DON’T leave uneven weights on or against upholstered leather surfaces. They can stretch the leather so that it might not return to its original form.
DON’T expose leather to excessive moisture or prolonged dampness. Mold might begin to form.

Special Cleaning and Care:
USE saddle soap to clean and restore moisture to leather.
USE specially-formulated leather care conditioners (generally cream lotions) as these will restore the natural suppleness of leather.
USE a dry cloth for water-based spills. If “sticky” materials are in that spill, use a slightly damp cloth to remove the foreign substance and wipe dry. Repeat if necessary but do not overwork the process. A specially-formulated leather cleaner is generally the best treatment after a first attempt with water.
USE a dry cloth for oil-based stains. Tamp with a dry, white cloth but do not overwork.






Material Description:
Steel provides a hard, durable surface that can be powder coated or chromed. In many pieces of furniture where steel is used, care relates to the nature of the finished surface.

Regular Care:
Wiping steel surfaces with a soft cloth is normally all that is required to keep them clean. If marked, a damp cloth would be the sensible next step in cleaning. Dampness will not harm a coated steel surface but prolonged exposure to water could cause rusting as water always finds its way into the smallest of gaps. This will first occur where a surface coating has been breached or near welded joints. In normal interior home settings, this would not be a problem.

Be Careful:
DON’T apply any gritty cleansers as this will scratch and dull a coated surface.
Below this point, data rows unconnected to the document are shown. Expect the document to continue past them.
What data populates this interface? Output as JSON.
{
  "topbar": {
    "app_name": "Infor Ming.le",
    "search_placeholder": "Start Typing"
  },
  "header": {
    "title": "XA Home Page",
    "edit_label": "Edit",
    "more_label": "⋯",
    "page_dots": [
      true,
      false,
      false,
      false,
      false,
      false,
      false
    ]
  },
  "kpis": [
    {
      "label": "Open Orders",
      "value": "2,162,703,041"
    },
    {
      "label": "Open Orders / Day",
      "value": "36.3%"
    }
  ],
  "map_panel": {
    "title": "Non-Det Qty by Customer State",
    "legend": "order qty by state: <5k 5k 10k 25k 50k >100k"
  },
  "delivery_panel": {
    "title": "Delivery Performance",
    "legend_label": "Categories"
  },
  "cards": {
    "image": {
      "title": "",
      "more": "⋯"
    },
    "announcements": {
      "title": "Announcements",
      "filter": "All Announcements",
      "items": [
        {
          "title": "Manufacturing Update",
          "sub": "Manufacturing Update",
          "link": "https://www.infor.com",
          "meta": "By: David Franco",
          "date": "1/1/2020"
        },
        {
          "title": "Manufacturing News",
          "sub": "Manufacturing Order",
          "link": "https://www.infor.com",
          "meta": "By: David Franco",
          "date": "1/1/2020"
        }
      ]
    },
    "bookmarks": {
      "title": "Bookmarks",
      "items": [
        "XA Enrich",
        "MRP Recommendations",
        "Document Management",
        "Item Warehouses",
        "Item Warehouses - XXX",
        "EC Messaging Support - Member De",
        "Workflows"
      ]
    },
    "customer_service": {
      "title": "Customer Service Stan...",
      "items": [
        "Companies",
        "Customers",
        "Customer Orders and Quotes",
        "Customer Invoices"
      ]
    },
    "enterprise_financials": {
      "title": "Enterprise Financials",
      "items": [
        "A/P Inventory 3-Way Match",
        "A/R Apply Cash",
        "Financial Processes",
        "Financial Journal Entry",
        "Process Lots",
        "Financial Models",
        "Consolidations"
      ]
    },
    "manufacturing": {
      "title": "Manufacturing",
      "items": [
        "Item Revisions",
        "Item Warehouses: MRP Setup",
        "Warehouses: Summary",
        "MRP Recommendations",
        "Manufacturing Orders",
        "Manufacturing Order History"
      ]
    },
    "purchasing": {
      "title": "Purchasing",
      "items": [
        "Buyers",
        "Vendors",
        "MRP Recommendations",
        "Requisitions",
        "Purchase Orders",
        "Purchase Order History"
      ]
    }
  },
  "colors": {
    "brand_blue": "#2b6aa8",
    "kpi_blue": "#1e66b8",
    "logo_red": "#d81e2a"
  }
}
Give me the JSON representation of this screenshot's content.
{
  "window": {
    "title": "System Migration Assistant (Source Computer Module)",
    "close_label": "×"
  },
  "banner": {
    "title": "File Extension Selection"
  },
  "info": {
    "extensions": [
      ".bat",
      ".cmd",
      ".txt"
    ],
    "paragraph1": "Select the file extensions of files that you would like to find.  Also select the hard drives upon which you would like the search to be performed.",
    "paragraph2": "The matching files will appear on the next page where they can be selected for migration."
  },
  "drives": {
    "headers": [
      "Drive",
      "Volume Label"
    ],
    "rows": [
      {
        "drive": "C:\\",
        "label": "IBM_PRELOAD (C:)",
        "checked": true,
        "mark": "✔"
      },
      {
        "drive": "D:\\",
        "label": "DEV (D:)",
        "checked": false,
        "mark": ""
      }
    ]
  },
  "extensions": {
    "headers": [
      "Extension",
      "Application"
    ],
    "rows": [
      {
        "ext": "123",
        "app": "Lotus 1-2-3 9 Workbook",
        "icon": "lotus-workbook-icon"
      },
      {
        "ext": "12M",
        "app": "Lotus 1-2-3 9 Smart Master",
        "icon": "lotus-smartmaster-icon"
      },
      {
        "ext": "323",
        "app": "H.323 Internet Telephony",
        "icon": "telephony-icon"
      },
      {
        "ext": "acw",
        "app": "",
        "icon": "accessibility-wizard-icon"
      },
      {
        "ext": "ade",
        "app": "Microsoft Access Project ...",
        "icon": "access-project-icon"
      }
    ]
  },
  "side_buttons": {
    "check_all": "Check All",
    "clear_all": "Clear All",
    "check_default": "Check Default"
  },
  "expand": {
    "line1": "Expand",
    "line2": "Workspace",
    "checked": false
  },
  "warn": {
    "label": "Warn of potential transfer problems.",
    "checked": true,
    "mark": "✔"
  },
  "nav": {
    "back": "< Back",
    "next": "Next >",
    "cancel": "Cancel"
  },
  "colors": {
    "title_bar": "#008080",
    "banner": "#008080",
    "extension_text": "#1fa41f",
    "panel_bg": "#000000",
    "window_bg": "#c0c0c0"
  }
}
Special Cleaning and Care:
USE a damp cloth suitable for the surface coating.
USE a mild soapy solution (e.g., dish detergent) to clean marks and stains from coated steel surfaces. Dry afterwards with a soft cloth.




Dry Countertops
Film will build up on countertops if water is left to dry on the surface. This film will dull the countertop surface, making the finish appear blotchy and uneven. To prevent film build-up, it is very important to wipe the countertop completely dry immediately after spills and cleaning.
Some colors of counter and bath surfaces may require more frequent cleaning to maintain a uniform finish. Darker colors tend to require more attention than lighter colors. Over time, even with proper care, your countertop will acquire a sheen. Dark colors may show light scratches more readily. But rest assured — restoring your countertops to their original glory is an easy process.

Preventing Heat Damage
     While counter and bath surfaces solid surface are heat resistant, as with all countertop materials, it is important to minimize direct heat exposure to protect your surface and investment.
     Important — Do not place hot pots, pans, etc. directly on the countertop surface.  
Always use heat trivets or pads when placing hot objects on any surface. Always use a trivet under portable heat-generating appliances, such as a toaster oven. Allow cookware to cool before placing it into a counter surface.

Preventing Other Damage
     In most cases, counter and bath surfaces can be repaired if damaged. Be sure to follow these guidelines to help you prevent any permanent damage to your counter and bath surfaces.
     Avoid getting strong chemicals, such as paint removers, oven cleaners, etc., on your counter and bath surfaces. If a spill does occur, promptly flush the surface with water to fully rinse off the chemical. Do not cut directly on counter and bath surfaces. Use a cutting board. 
     Boiling water alone will not damage your counter and bath surfaces sink. However, it is a recommended practice to run cold water from the faucet while pouring boiling water into the sink.